I agree with you. It reminds me of an interview about Steve Jobs.
I don't have the link, but one of his executives was offered a BOD position in another company. Upon asking Jobs if he can take the board seat, Jobs told him he was barely making it at Apple as is...
I also don't buy the example of Musk and others, I think we have context as to how much better each of these companies would have run if they had put 110% of their efforts into just one.
Steve Jobs managed to be pretty effective as CEO of both Pixar and Apple at the same time for a while. Admittedly, his involvement at Pixar was mainly strategic whilst he was running Apple, but still.
Though Jobs was obviously the exception to so many rules.

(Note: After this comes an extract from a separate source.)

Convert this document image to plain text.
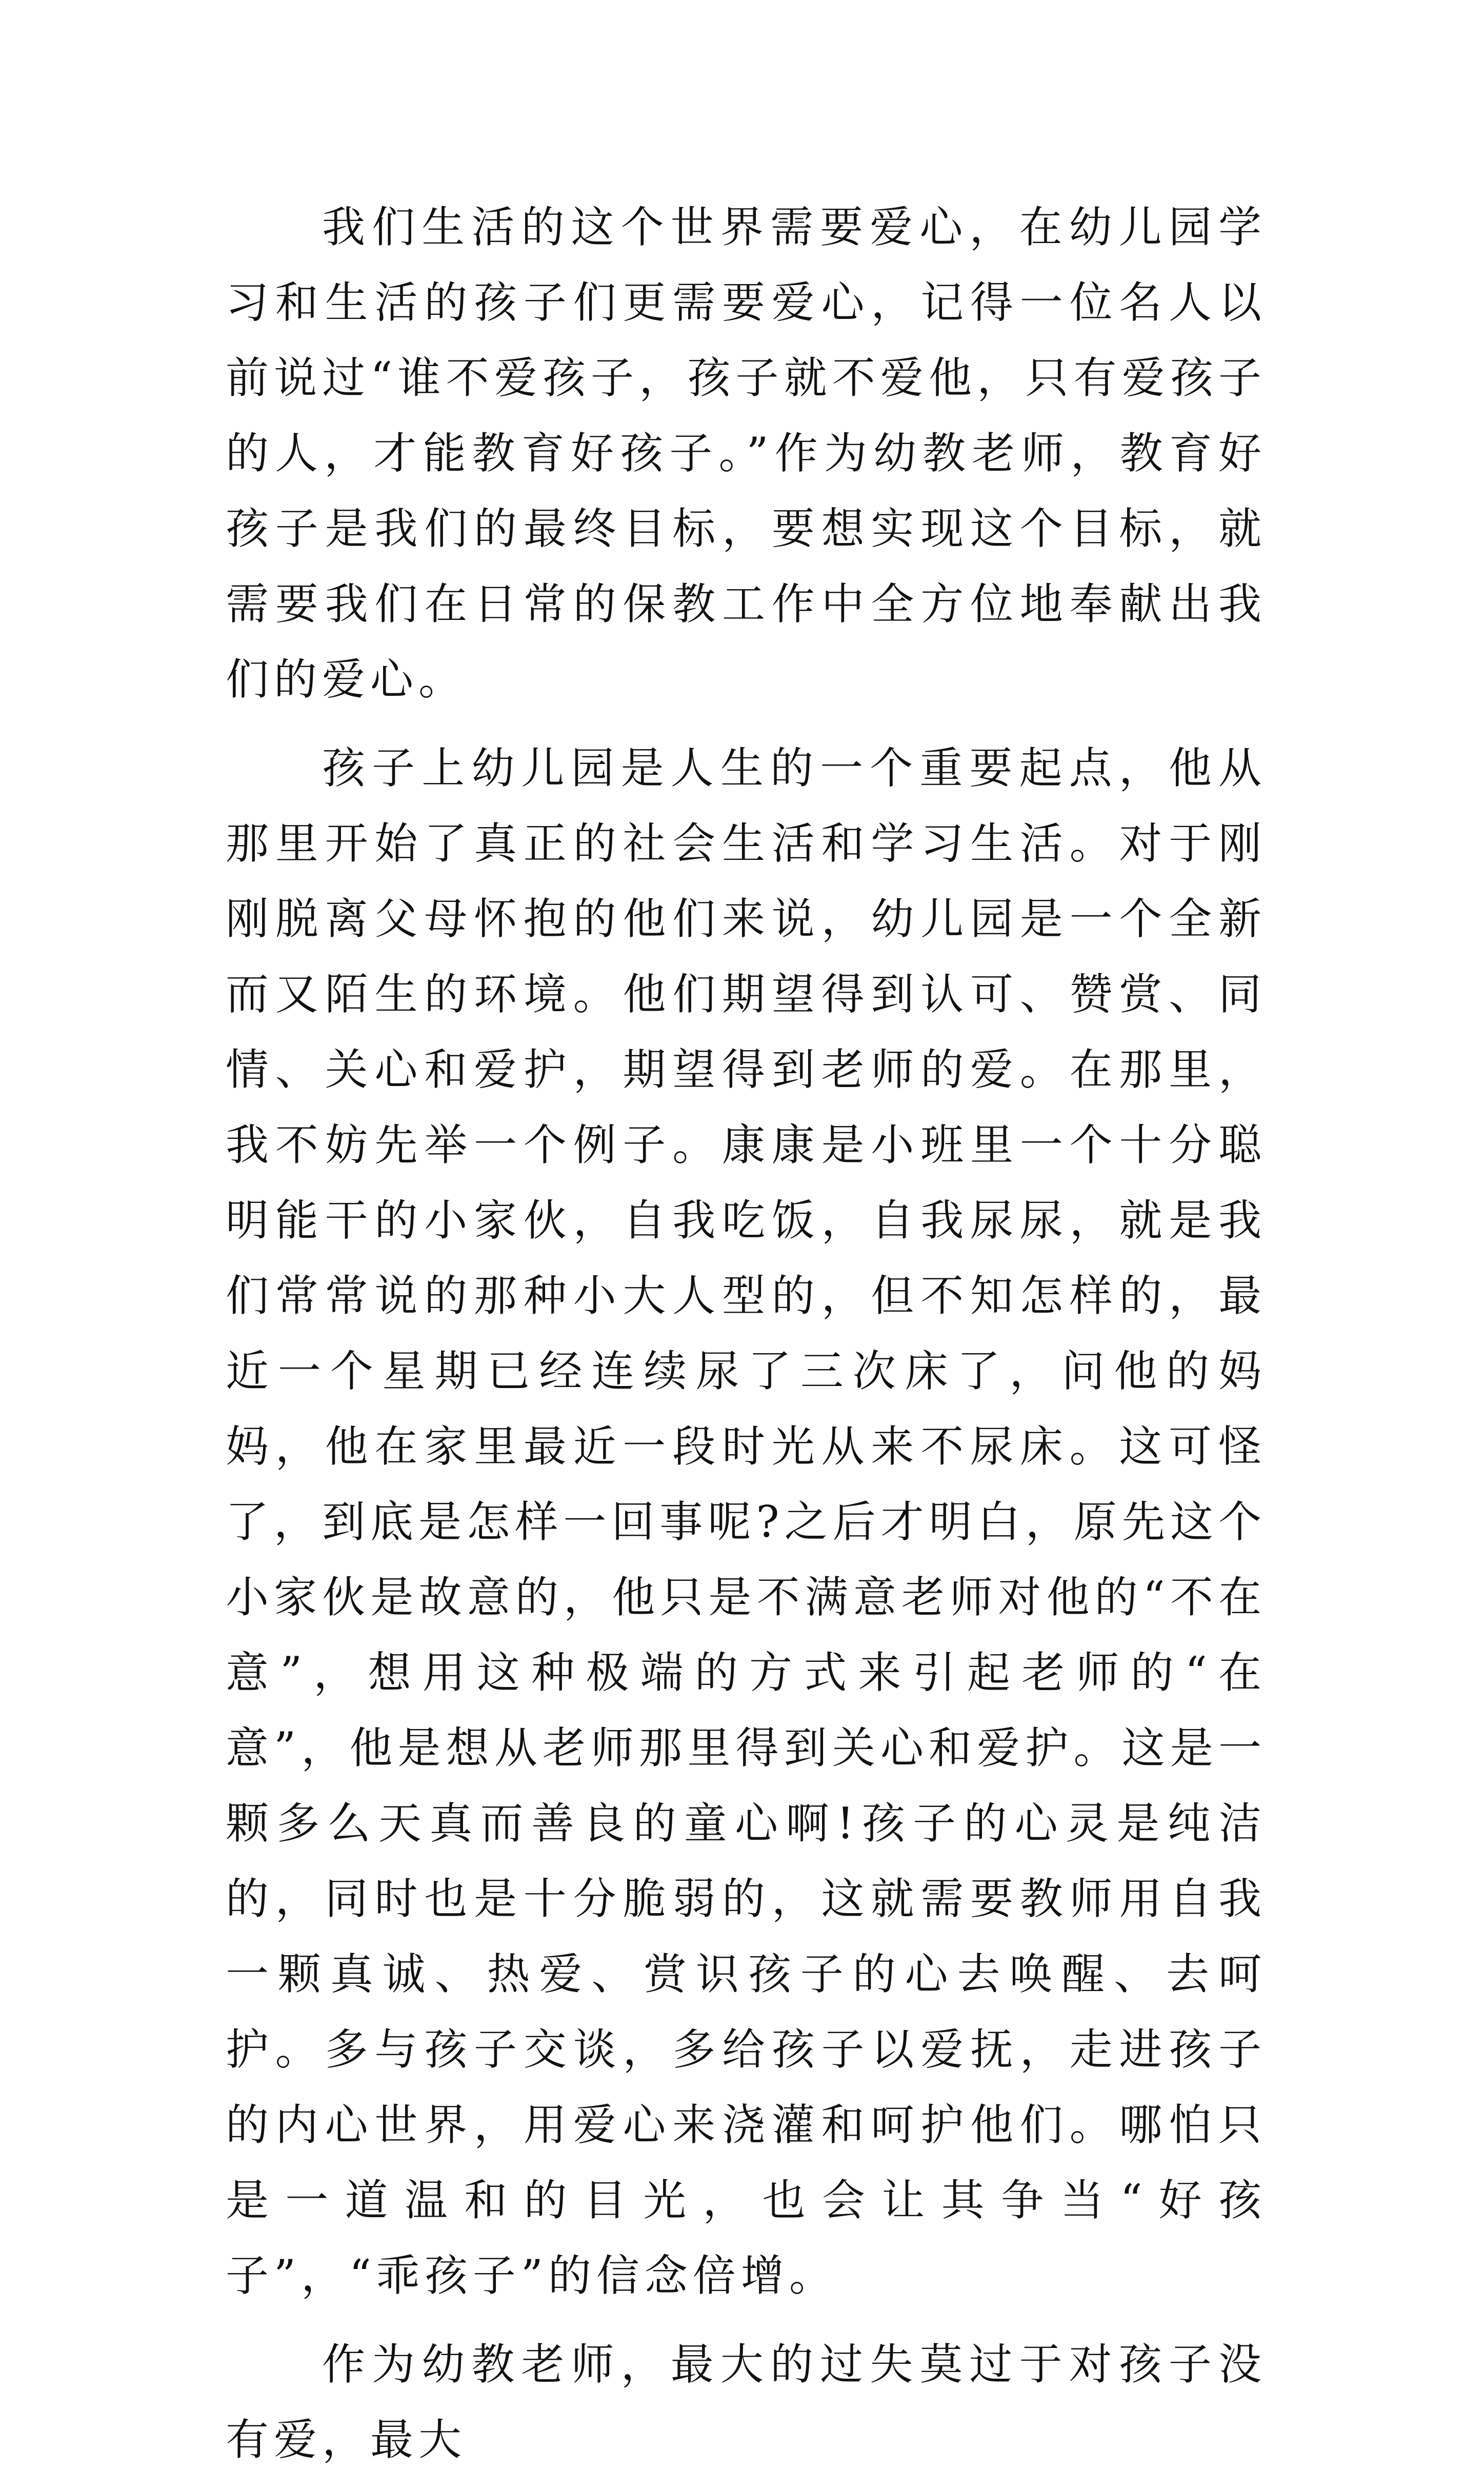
我们生活的这个世界需要爱心，在幼儿园学习和生活的孩子们更需要爱心，记得一位名人以前说过“谁不爱孩子，孩子就不爱他，只有爱孩子的人，才能教育好孩子。”作为幼教老师，教育好孩子是我们的最终目标，要想实现这个目标，就需要我们在日常的保教工作中全方位地奉献出我们的爱心。

孩子上幼儿园是人生的一个重要起点，他从那里开始了真正的社会生活和学习生活。对于刚刚脱离父母怀抱的他们来说，幼儿园是一个全新而又陌生的环境。他们期望得到认可、赞赏、同情、关心和爱护，期望得到老师的爱。在那里，我不妨先举一个例子。康康是小班里一个十分聪明能干的小家伙，自我吃饭，自我尿尿，就是我们常常说的那种小大人型的，但不知怎样的，最近一个星期已经连续尿了三次床了，问他的妈妈，他在家里最近一段时光从来不尿床。这可怪了，到底是怎样一回事呢?之后才明白，原先这个小家伙是故意的，他只是不满意老师对他的“不在意”，想用这种极端的方式来引起老师的“在意”，他是想从老师那里得到关心和爱护。这是一颗多么天真而善良的童心啊!孩子的心灵是纯洁的，同时也是十分脆弱的，这就需要教师用自我一颗真诚、热爱、赏识孩子的心去唤醒、去呵护。多与孩子交谈，多给孩子以爱抚，走进孩子的内心世界，用爱心来浇灌和呵护他们。哪怕只是一道温和的目光，也会让其争当“好孩子”，“乖孩子”的信念倍增。

作为幼教老师，最大的过失莫过于对孩子没有爱，最大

CEOs and other high-level execs do take board positions in other companies, so the time commitment is not unusual. Admittedly, they're not usually startup execs.
I think it means they'll get more of a say in the companies YC invests in, and they probably will get to share in the profits of such investments. Much more involvement than other roles.
The depth and breadth of the YC partner community is astounding. They keep building from strength to strength. I've always viewed the weakness of the model as talent - it's harder to scale people than money. So far they seem to be relieving PG as the bottleneck pretty well. Let's see if they can keep the quantity of good entrepreneurs from being a bottleneck too.
I'm pretty excited about what some of these additions mean for the direction of YC. More enterprise/B2B experience, more bio-tech experience - YC is pretty awesome, so diversifying to more spaces will just make more spaces awesome.
It is really awesome, though I'm kind of bummed that they held off on announcing this (or didn't otherwise finalize the details) until after the summer applications were due. As someone working on some bioinformatics tech, that definitely would have persuaded me to apply.*
* And not primarily because of Elizabeth – who I'm sure is fantastic – but more broadly because of what it signals with regards to YC's focus and energy.
Is it like partnerships at a Law/Consulting/iBanking firm?
Are they just paid a salary and a % of the carry?
Given the recent "promotion" to partners, just curious.